IT Matters
Traditional cloud computing faces various challenges when processing large amounts of data in real time. “Edge” computing is a promising alternative and can benefit from devices known as physical reservoirs. Researchers have now developed a novel memristor device for this purpose. It responds to electrical and optical signals and overcomes real-time processing limitations. When tested, it achieved up to 90.2% accuracy in digit identification, demonstrating its potential for applications in artificial intelligence systems and beyond.
Every day, a significant amount of data related to weather, traffic, and social media undergo real-time processing.
In traditional cloud computing, this processing occurs on the cloud, raising concerns about issues such as leaks, communication delays, slow speeds, and higher power consumption.
Against this backdrop, “edge computing” presents a promising alternative solution.
Located near users, it aims to distribute computations, thereby reducing the load and speeding up data processing.
Specifically, edge AI, which involves AI processing at the edge, is expected to find applications in, for example, self-driving cars and machine anomaly prediction in factories.
However, for effective edge computing, efficient and computationally cost-effective technology is needed.
One promising option is reservoir computing, a computational method designed for processing signals that are recorded over time.
It can transform these signals into complex patterns using reservoirs that respond nonlinearly to them.
In particular, physical reservoirs, which use the dynamics of physical systems, are both computationally cost-effective and efficient.
However, their ability to process signals in real time is limited by the natural relaxation time of the physical system.
This limits real-time processing and requires adjustments for best learning performance.

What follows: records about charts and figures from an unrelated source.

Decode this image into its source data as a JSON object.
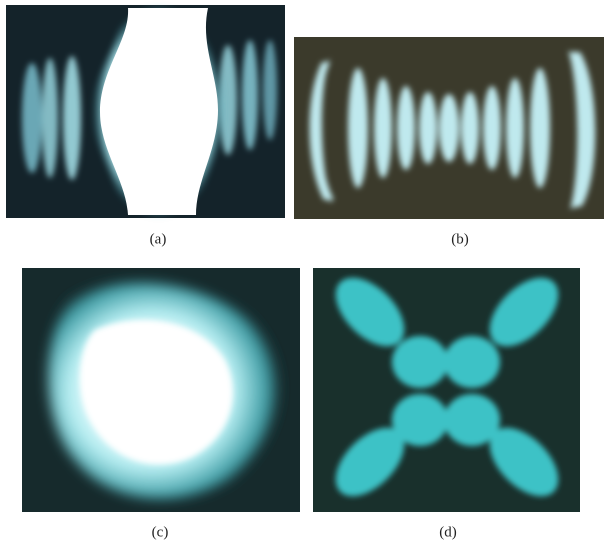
{
  "panels": [
    {
      "label": "(a)"
    },
    {
      "label": "(b)"
    },
    {
      "label": "(c)"
    },
    {
      "label": "(d)"
    }
  ]
}
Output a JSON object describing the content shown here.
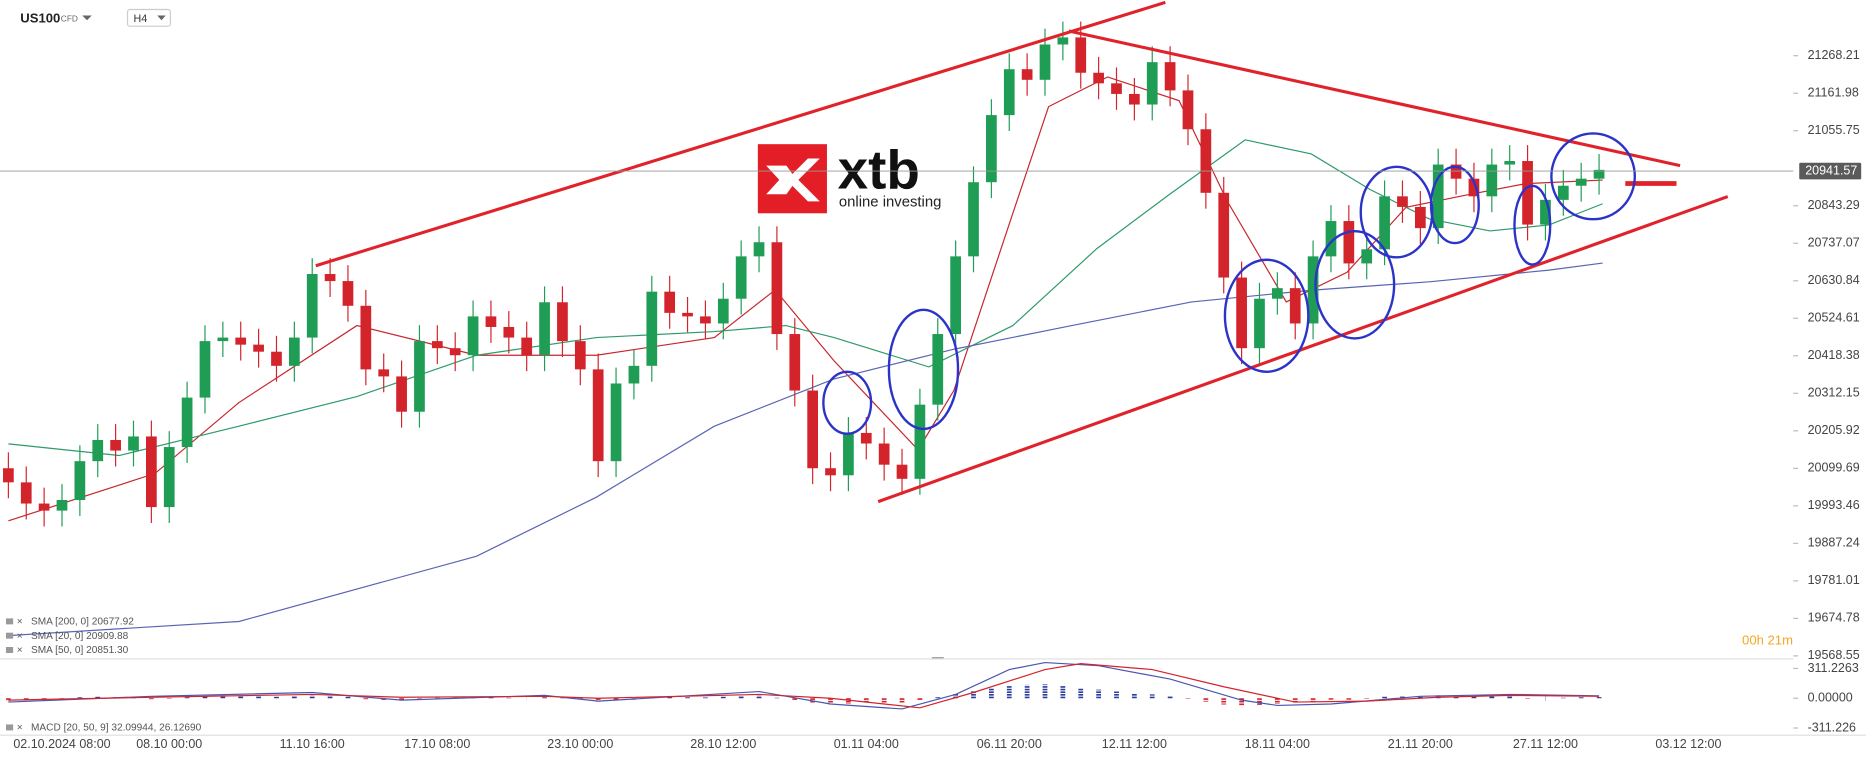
{
  "chart_data": [
    {
      "type": "candlestick",
      "symbol": "US100",
      "instrument_type": "CFD",
      "timeframe": "H4",
      "up_color": "#1f9d55",
      "down_color": "#d3242c",
      "categories": [
        null,
        null,
        null,
        "02.10.2024  08:00",
        null,
        null,
        null,
        null,
        null,
        "08.10  00:00",
        null,
        null,
        null,
        null,
        null,
        null,
        null,
        "11.10  16:00",
        null,
        null,
        null,
        null,
        null,
        null,
        "17.10  08:00",
        null,
        null,
        null,
        null,
        null,
        null,
        null,
        "23.10  00:00",
        null,
        null,
        null,
        null,
        null,
        null,
        null,
        "28.10  12:00",
        null,
        null,
        null,
        null,
        null,
        null,
        null,
        "01.11  04:00",
        null,
        null,
        null,
        null,
        null,
        null,
        null,
        "06.11  20:00",
        null,
        null,
        null,
        null,
        null,
        null,
        "12.11  12:00",
        null,
        null,
        null,
        null,
        null,
        null,
        null,
        "18.11  04:00",
        null,
        null,
        null,
        null,
        null,
        null,
        null,
        "21.11  20:00",
        null,
        null,
        null,
        null,
        null,
        null,
        "27.11  12:00",
        null,
        null,
        null,
        null,
        null,
        null,
        null,
        "03.12  12:00",
        null
      ],
      "open": [
        20100,
        20060,
        20000,
        19980,
        20010,
        20120,
        20180,
        20150,
        20190,
        19990,
        20160,
        20300,
        20460,
        20470,
        20450,
        20430,
        20390,
        20470,
        20650,
        20630,
        20560,
        20380,
        20360,
        20260,
        20460,
        20440,
        20420,
        20530,
        20500,
        20470,
        20420,
        20570,
        20460,
        20380,
        20120,
        20340,
        20390,
        20600,
        20540,
        20530,
        20510,
        20580,
        20700,
        20740,
        20480,
        20320,
        20100,
        20080,
        20200,
        20170,
        20110,
        20070,
        20280,
        20480,
        20700,
        20910,
        21100,
        21230,
        21200,
        21300,
        21320,
        21220,
        21190,
        21160,
        21130,
        21250,
        21170,
        21060,
        20880,
        20640,
        20440,
        20580,
        20610,
        20510,
        20700,
        20800,
        20680,
        20720,
        20870,
        20840,
        20780,
        20960,
        20920,
        20870,
        20960,
        20970,
        20790,
        20860,
        20900,
        20920,
        null,
        null,
        null,
        null,
        null,
        null
      ],
      "high": [
        20145,
        20105,
        20045,
        20055,
        20165,
        20225,
        20225,
        20235,
        20235,
        20205,
        20345,
        20505,
        20515,
        20515,
        20495,
        20475,
        20515,
        20695,
        20695,
        20675,
        20605,
        20425,
        20405,
        20505,
        20505,
        20485,
        20575,
        20575,
        20545,
        20515,
        20615,
        20615,
        20505,
        20425,
        20385,
        20435,
        20645,
        20645,
        20585,
        20575,
        20625,
        20745,
        20785,
        20785,
        20525,
        20365,
        20145,
        20245,
        20245,
        20215,
        20155,
        20325,
        20525,
        20745,
        20955,
        21145,
        21275,
        21275,
        21345,
        21365,
        21365,
        21265,
        21235,
        21205,
        21295,
        21295,
        21215,
        21105,
        20925,
        20685,
        20625,
        20655,
        20655,
        20745,
        20845,
        20845,
        20765,
        20915,
        20915,
        20885,
        21005,
        21005,
        20965,
        21005,
        21015,
        21015,
        20905,
        20945,
        20965,
        20990,
        null,
        null,
        null,
        null,
        null,
        null
      ],
      "low": [
        20015,
        19955,
        19935,
        19935,
        19965,
        20075,
        20105,
        20105,
        19945,
        19945,
        20115,
        20255,
        20415,
        20405,
        20385,
        20345,
        20345,
        20425,
        20585,
        20515,
        20335,
        20315,
        20215,
        20215,
        20395,
        20375,
        20375,
        20455,
        20425,
        20375,
        20375,
        20415,
        20335,
        20075,
        20075,
        20295,
        20345,
        20495,
        20485,
        20465,
        20465,
        20535,
        20655,
        20435,
        20275,
        20055,
        20035,
        20035,
        20125,
        20065,
        20025,
        20025,
        20235,
        20435,
        20655,
        20865,
        21055,
        21155,
        21155,
        21255,
        21175,
        21145,
        21115,
        21085,
        21085,
        21125,
        21015,
        20835,
        20595,
        20395,
        20395,
        20535,
        20465,
        20465,
        20655,
        20635,
        20635,
        20675,
        20795,
        20735,
        20735,
        20875,
        20825,
        20825,
        20915,
        20745,
        20745,
        20815,
        20855,
        20875,
        null,
        null,
        null,
        null,
        null,
        null
      ],
      "close": [
        20060,
        20000,
        19980,
        20010,
        20120,
        20180,
        20150,
        20190,
        19990,
        20160,
        20300,
        20460,
        20470,
        20450,
        20430,
        20390,
        20470,
        20650,
        20630,
        20560,
        20380,
        20360,
        20260,
        20460,
        20440,
        20420,
        20530,
        20500,
        20470,
        20420,
        20570,
        20460,
        20380,
        20120,
        20340,
        20390,
        20600,
        20540,
        20530,
        20510,
        20580,
        20700,
        20740,
        20480,
        20320,
        20100,
        20080,
        20200,
        20170,
        20110,
        20070,
        20280,
        20480,
        20700,
        20910,
        21100,
        21230,
        21200,
        21300,
        21320,
        21220,
        21190,
        21160,
        21130,
        21250,
        21170,
        21060,
        20880,
        20640,
        20440,
        20580,
        20610,
        20510,
        20700,
        20800,
        20680,
        20720,
        20870,
        20840,
        20780,
        20960,
        20920,
        20870,
        20960,
        20970,
        20790,
        20860,
        20900,
        20920,
        20945,
        null,
        null,
        null,
        null,
        null,
        null
      ],
      "ylim": [
        19560,
        21426
      ],
      "yticks": [
        21268.21,
        21161.98,
        21055.75,
        20843.29,
        20737.07,
        20630.84,
        20524.61,
        20418.38,
        20312.15,
        20205.92,
        20099.69,
        19993.46,
        19887.24,
        19781.01,
        19674.78,
        19568.55
      ],
      "last_price": 20941.57,
      "series": [
        {
          "name": "SMA [20, 0]",
          "color": "#c8252c",
          "x": [
            0,
            8.2,
            12.9,
            19.5,
            26.2,
            32.9,
            39.5,
            42.9,
            46.2,
            50.9,
            52.9,
            56.2,
            58.2,
            61.5,
            65.5,
            68.2,
            71.5,
            74.9,
            78.2,
            81.5,
            84.9,
            89.2
          ],
          "values": [
            19951,
            20085,
            20286,
            20504,
            20420,
            20420,
            20470,
            20605,
            20404,
            20152,
            20320,
            20822,
            21124,
            21208,
            21141,
            20856,
            20571,
            20655,
            20839,
            20873,
            20906,
            20916
          ]
        },
        {
          "name": "SMA [50, 0]",
          "color": "#2e9a6a",
          "x": [
            0,
            6.2,
            12.9,
            19.5,
            26.2,
            32.9,
            39.5,
            43.5,
            46.2,
            51.5,
            56.2,
            60.9,
            64.9,
            69.2,
            72.9,
            76.2,
            79.5,
            82.9,
            86.2,
            89.2
          ],
          "values": [
            20169,
            20136,
            20219,
            20303,
            20420,
            20470,
            20487,
            20504,
            20470,
            20387,
            20504,
            20722,
            20873,
            21030,
            20990,
            20889,
            20806,
            20772,
            20789,
            20849
          ]
        },
        {
          "name": "SMA [200, 0]",
          "color": "#5a64b4",
          "x": [
            0,
            12.9,
            26.2,
            32.9,
            39.5,
            46.2,
            52.9,
            59.5,
            66.2,
            72.9,
            79.5,
            86.2,
            89.2
          ],
          "values": [
            19626,
            19666,
            19851,
            20018,
            20219,
            20353,
            20437,
            20504,
            20571,
            20604,
            20628,
            20661,
            20681
          ]
        }
      ],
      "legend": [
        "SMA [200, 0] 20677.92",
        "SMA [20, 0] 20909.88",
        "SMA [50, 0] 20851.30"
      ],
      "countdown": "00h 21m",
      "watermark": {
        "brand": "xtb",
        "tagline": "online investing"
      }
    },
    {
      "type": "macd",
      "legend": "MACD [20, 50, 9] 32.09944, 26.12690",
      "up_color": "#2b3c9e",
      "down_color": "#d3242c",
      "histogram": [
        -30,
        -25,
        -20,
        -15,
        10,
        15,
        12,
        8,
        -10,
        -5,
        10,
        25,
        30,
        25,
        20,
        15,
        18,
        30,
        25,
        15,
        -10,
        -20,
        -25,
        -5,
        5,
        5,
        12,
        10,
        5,
        0,
        10,
        5,
        -10,
        -35,
        -25,
        -15,
        10,
        12,
        10,
        8,
        15,
        25,
        30,
        5,
        -25,
        -55,
        -65,
        -60,
        -55,
        -50,
        -45,
        -20,
        10,
        45,
        80,
        110,
        135,
        140,
        145,
        135,
        110,
        90,
        70,
        50,
        40,
        20,
        -5,
        -35,
        -65,
        -80,
        -70,
        -60,
        -55,
        -35,
        -15,
        -15,
        -5,
        15,
        20,
        15,
        30,
        30,
        20,
        25,
        25,
        -5,
        0,
        5,
        10,
        12,
        null,
        null,
        null,
        null,
        null,
        null
      ],
      "ylim": [
        -386,
        411
      ],
      "yticks": [
        311.2263,
        {
          "value": 0,
          "label": "0.00000"
        },
        -311.226
      ],
      "series": [
        {
          "name": "MACD",
          "color": "#4a56b0",
          "x": [
            0,
            8,
            17,
            22,
            30,
            33,
            42,
            46,
            50,
            53,
            56,
            58,
            61,
            65,
            69,
            71,
            74,
            79,
            84,
            89
          ],
          "values": [
            -40,
            20,
            60,
            -20,
            30,
            -30,
            70,
            -60,
            -112,
            40,
            300,
            373,
            340,
            200,
            -20,
            -75,
            -60,
            20,
            40,
            25
          ]
        },
        {
          "name": "Signal",
          "color": "#d3242c",
          "x": [
            0,
            8,
            17,
            22,
            30,
            33,
            42,
            46,
            51,
            54,
            58,
            60,
            64,
            68,
            72,
            76,
            80,
            84,
            89
          ],
          "values": [
            -20,
            10,
            40,
            10,
            20,
            0,
            40,
            0,
            -100,
            60,
            300,
            362,
            300,
            120,
            -40,
            -30,
            10,
            30,
            20
          ]
        }
      ]
    }
  ]
}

Recently, Professor Kentaro Kinoshita, a member of the Faculty of Advanced Engineering and the Department of Applied Physics at the Tokyo University of Science (TUS), and Mr. Yutaro Yamazaki from the Graduate School of Science and the same department at TUS developed an optical device with features that support physical reservoir computing and allow real-time signal processing across a broad range of timescales within a single device.